Mejoras. Todas estas deficiencias desaparecerán cuando se entre de lleno en el Espacio Europeo de Enseñanza Superior, confía la vicerrectora de Ordenación Académica de la UMA, Ana Lozano. Con este sistema, las prácticas y el trabajo que el alumno realice por su cuenta se tendrán en mayor consideración a la hora de puntuar.

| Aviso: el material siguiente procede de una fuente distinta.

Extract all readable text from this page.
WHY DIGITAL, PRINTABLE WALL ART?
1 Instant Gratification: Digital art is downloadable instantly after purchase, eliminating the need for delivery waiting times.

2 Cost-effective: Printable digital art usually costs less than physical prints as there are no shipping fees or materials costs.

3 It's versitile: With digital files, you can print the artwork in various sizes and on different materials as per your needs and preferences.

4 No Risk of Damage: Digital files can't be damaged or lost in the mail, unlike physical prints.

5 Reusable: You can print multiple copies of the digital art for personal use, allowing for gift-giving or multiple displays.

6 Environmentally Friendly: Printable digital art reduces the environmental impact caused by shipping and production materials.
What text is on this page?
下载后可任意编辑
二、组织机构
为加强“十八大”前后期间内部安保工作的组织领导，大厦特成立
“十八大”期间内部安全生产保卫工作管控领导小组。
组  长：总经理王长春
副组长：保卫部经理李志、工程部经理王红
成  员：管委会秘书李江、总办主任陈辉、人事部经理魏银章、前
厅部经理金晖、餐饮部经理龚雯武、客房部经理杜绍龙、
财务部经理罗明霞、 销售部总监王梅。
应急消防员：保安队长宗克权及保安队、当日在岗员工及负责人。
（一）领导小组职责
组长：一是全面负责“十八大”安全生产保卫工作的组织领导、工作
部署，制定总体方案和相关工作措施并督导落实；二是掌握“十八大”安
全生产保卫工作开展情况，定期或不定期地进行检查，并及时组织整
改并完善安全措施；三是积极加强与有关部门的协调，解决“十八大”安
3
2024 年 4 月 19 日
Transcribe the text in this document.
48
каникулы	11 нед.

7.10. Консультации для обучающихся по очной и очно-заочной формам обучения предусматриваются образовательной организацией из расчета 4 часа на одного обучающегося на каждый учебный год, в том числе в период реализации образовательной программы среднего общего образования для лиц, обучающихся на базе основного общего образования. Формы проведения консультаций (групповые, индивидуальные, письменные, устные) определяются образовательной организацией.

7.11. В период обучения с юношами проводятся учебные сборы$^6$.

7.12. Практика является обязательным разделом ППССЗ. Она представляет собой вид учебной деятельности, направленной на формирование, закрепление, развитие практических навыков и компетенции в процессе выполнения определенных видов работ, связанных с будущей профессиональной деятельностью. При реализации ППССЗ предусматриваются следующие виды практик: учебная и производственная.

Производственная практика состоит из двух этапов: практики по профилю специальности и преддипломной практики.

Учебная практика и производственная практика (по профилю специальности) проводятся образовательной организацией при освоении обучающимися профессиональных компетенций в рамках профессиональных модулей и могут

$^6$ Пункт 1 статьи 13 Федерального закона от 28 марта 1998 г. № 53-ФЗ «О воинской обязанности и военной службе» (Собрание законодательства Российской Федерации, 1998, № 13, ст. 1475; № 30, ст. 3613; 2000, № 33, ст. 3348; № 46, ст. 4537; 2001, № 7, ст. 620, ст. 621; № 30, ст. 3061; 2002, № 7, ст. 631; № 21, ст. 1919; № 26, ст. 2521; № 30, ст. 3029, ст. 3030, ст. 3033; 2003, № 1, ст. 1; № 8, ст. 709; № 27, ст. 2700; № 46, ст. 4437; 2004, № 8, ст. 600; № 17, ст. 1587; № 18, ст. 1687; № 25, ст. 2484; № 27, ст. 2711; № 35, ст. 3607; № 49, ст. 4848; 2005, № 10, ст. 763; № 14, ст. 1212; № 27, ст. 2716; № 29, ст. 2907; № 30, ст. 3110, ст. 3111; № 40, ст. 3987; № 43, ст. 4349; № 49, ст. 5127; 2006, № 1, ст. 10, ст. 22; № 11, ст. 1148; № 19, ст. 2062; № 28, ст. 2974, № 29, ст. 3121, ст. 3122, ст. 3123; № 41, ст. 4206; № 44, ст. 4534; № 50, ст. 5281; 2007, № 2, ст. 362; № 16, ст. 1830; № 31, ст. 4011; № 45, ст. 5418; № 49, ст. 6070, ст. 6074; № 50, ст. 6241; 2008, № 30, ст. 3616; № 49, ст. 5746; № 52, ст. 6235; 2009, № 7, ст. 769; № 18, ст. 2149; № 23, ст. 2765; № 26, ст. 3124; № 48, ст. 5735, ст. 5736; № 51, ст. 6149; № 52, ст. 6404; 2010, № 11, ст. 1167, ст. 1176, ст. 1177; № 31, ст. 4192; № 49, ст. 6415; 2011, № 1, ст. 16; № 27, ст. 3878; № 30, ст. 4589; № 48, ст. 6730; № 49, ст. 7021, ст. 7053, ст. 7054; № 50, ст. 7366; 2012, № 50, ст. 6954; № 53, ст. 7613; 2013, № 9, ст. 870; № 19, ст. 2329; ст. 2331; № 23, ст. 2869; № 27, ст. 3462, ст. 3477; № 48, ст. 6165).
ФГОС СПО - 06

Además, Lozano recuerda que la institución académica ya ha comenzado a aprobar algunas medidas para luchar contra el fracaso académico. "Con la aprobación del Plan de Ordenación Docente se introducen algunos elementos, como la reducción de alumnos en los grupos, que mejorará la calidad de la enseñanza", destaca. La vicerrectora niega, además, que los `premios´ que se darán al profesorado por la investigación o la implicación en idiomas vayan en contra de una merma en la enseñanza, ya que "al final todo redunda en una mejora de la calidad".